13-1 Scale-up and process integration of sugar production by acidolysis of single and mixed feedstocks in ionic liquids
Thursday, April 30, 2015: 8:00 AM
Aventine Ballroom G, Ballroom Level
Dr. Chenlin Li1, Ling Liang1, Dr. Ning Sun2, Dr. Feng Xu3, Dr. Vicki S. Thompson4, Akash Narani1, Qian He1, Tina Luong1, Dr. Deepti Tanjore1, Dr. Todd Pray1, Blake Simmons5 and Seema Singh5, (1)Advanced Biofuels (and Bioproducts) Process Demonstration Unit (AB-PDU), Lawrence Berkeley National Laboratory, Berkeley, CA, (2)Deconstruction Division, Joint BioEnergy Institute, Emeryville, CA, (3)Deconstruction Division, Joint BioEnergy Institute/ Sandia National Lab, Emeryville, CA, (4)Biological and Chemical Processing, Idaho National Laboratory, Idaho Falls, ID, (5)Deconstruction Division, Joint BioEnergy Institute / Sandia National Laboratories, Emeryville, CA
Lignocellulosic biorefineries have tonnage and throughput requirements that must be met year round and there is no single feedstock available in any given region that is capable of meeting the price and availability demands of the biorefineries scheduled for deployment. Ionic liquid (IL) pretreatment with certain ILs is receiving significant attention as a potential process that enables fractionation of a wide range of feedstocks. Acid catalysts have been used previously to hydrolyze polysaccharides into fermentable sugars during IL pretreatment, which could potentially provide a means of liberating fermentable sugars from lignocellulose without the use of costly enzymes. However, successful optimization and scale-up of the one pot acid-assisted IL deconstruction for further commercialization involves challenges such as reactor compatibility, mixing at high solid loading, sugar recovery, IL recycling, etc., which have not been effectively resolved during the development stages at bench scale.
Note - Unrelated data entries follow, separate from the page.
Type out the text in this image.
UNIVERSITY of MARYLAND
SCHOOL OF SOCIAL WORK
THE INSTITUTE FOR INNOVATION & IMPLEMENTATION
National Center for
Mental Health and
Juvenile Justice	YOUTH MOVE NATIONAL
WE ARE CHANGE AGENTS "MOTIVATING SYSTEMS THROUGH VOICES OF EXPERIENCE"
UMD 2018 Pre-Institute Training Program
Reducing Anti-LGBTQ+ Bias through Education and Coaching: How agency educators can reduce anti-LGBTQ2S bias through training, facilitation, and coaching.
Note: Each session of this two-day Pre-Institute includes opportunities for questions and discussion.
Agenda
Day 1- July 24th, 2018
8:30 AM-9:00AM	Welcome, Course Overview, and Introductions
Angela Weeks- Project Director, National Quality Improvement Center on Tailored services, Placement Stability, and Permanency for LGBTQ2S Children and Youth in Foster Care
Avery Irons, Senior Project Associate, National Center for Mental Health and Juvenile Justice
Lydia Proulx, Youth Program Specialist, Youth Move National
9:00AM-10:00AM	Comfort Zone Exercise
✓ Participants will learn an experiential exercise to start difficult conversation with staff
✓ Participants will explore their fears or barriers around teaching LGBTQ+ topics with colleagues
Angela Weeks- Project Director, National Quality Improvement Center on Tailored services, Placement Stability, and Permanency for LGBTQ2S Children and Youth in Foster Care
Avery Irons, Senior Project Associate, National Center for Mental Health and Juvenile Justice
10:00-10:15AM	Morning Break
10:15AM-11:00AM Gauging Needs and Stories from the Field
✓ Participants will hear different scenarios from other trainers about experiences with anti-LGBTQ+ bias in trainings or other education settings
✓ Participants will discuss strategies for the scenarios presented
Here we present the successful scale-up demonstration of the acid-assisted IL deconstruction on single herbaceous feedstock as well as feedstock blends of municipal solid wastes and agricultural residues by 30-fold, relative to the bench scale (6L vs 0.2L), at 10, 15 and 20% solid loading. By integrating IL pretreatment and acid hydrolysis with subsequent centrifugation and extraction, the sugar and lignin products can be further recovered efficiently. This scale-up development at Advanced Biofuels/Bioproducts Process Demonstration Unit (ABPDU) will leverage the opportunity and synergistic efforts towards developing a cost-effective IL based deconstruction technology by drastically eliminating enzyme and reducing water usage, and simplifying the downstream sugar/lignin recovery and IL recycling.